(This episode was re-recorded for better sound quality)
The war in Ukraine, the rise of China, economic stagnation, and deteriorating relations with Africa are some of Europe’s most pressing geopolitical challenges.
In this episode, I talk about how banks reflect these geopolitical shifts.
Until the 2022 invasion of Ukraine, EU politicians and bankers treated Russia like any other Central and Eastern European country. Banks like UniCredit, Raiffeisen Bank International, Société Générale and others had significant subsidiaries in Russia, just as they had in e.g. the Czech Republic, Poland or Bulgaria.
Vice versa, Russian banks did business in Europe.
However, since the invasion, all but one Russian bank in the EU have been forced to shut down. In contrast, European banks continue to operate in Russia, to the chagrin of European and American officials.

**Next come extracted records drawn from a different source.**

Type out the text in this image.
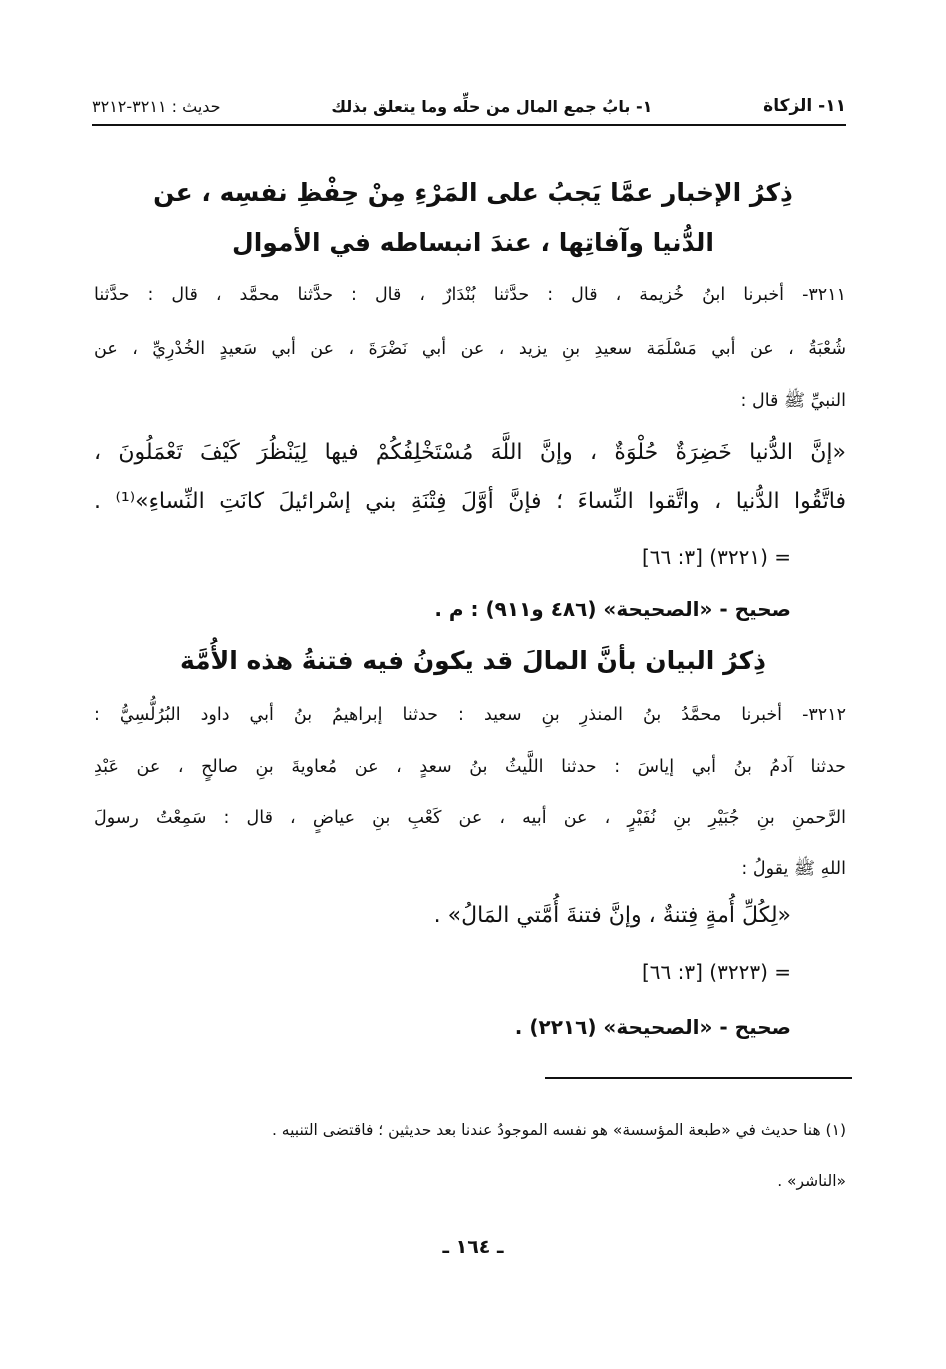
١١- الزكاة
١- بابُ جمع المال من حلِّه وما يتعلق بذلك
حديث : ٣٢١١-٣٢١٢
ذِكرُ الإخبار عمَّا يَجبُ على المَرْءِ مِنْ حِفْظِ نفسِه ، عن
الدُّنيا وآفاتِها ، عندَ انبساطه في الأموال
٣٢١١- أخبرنا ابنُ خُزيمة ، قال : حدَّثنا بُنْدَارٌ ، قال : حدَّثنا محمَّد ، قال : حدَّثنا
شُعْبَةُ ، عن أبي مَسْلَمَة سعيدِ بنِ يزيد ، عن أبي نَضْرَةَ ، عن أبي سَعيدٍ الخُدْرِيِّ ، عن
النبيِّ ﷺ قال :
«إنَّ الدُّنيا خَضِرَةٌ حُلْوَةٌ ، وإنَّ اللَّهَ مُسْتَخْلِفُكُمْ فيها لِيَنْظُرَ كَيْفَ تَعْمَلُونَ ،
فاتَّقُوا الدُّنيا ، واتَّقوا النِّساءَ ؛ فإنَّ أوَّلَ فِتْنَةِ بني إسْرائيلَ كانَتِ النِّساءِ»⁽¹⁾ .
= (٣٢٢١) [٣: ٦٦]
صحيح - «الصحيحة» (٤٨٦ و٩١١) : م .
ذِكرُ البيان بأنَّ المالَ قد يكونُ فيه فتنةُ هذه الأُمَّة
٣٢١٢- أخبرنا محمَّدُ بنُ المنذرِ بنِ سعيد : حدثنا إبراهيمُ بنُ أبي داود البُرُلُّسِيُّ :
حدثنا آدمُ بنُ أبي إياسَ : حدثنا اللَّيثُ بنُ سعدٍ ، عن مُعاويةَ بنِ صالحٍ ، عن عَبْدِ
الرَّحمنِ بنِ جُبَيْرِ بنِ نُفَيْرٍ ، عن أبيه ، عن كَعْبِ بنِ عياضٍ ، قال : سَمِعْتُ رسولَ
اللهِ ﷺ يقولُ :
«لِكُلِّ أُمةٍ فِتنةٌ ، وإنَّ فتنةَ أُمَّتي المَالُ» .
= (٣٢٢٣) [٣: ٦٦]
صحيح - «الصحيحة» (٢٢١٦) .
(١) هنا حديث في «طبعة المؤسسة» هو نفسه الموجودُ عندنا بعد حديثين ؛ فاقتضى التنبيه .
«الناشر» .
ـ ١٦٤ ـ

As the visit of Xi Jinping to Hungary and Serbia demonstrates, good political relations and Chinese investment go hand in hand. Usually, the larger a country’s GDP, the more foreign banks it attracts. But although Hungary has a small economy, it has more Chinese banks than e.g. Austria, Sweden or Romania.
Macron talked about the need for cross-border consolidation of European banks. It’s easy to suspect ulterior motives, as BNP Paribas and Crédit Agricole are well placed to buy foreign competitors. But given the single European market, the dominance of local banks in the biggest euro countries doesn’t seem right.
Finally, as France’s military and political power in Africa wanes, French banks have been selling their African subsidiaries to local banks.
Future episodes will be about how to sell SocGen, the effect of higher interest rates, and the frozen Russian central bank assets at Euroclear.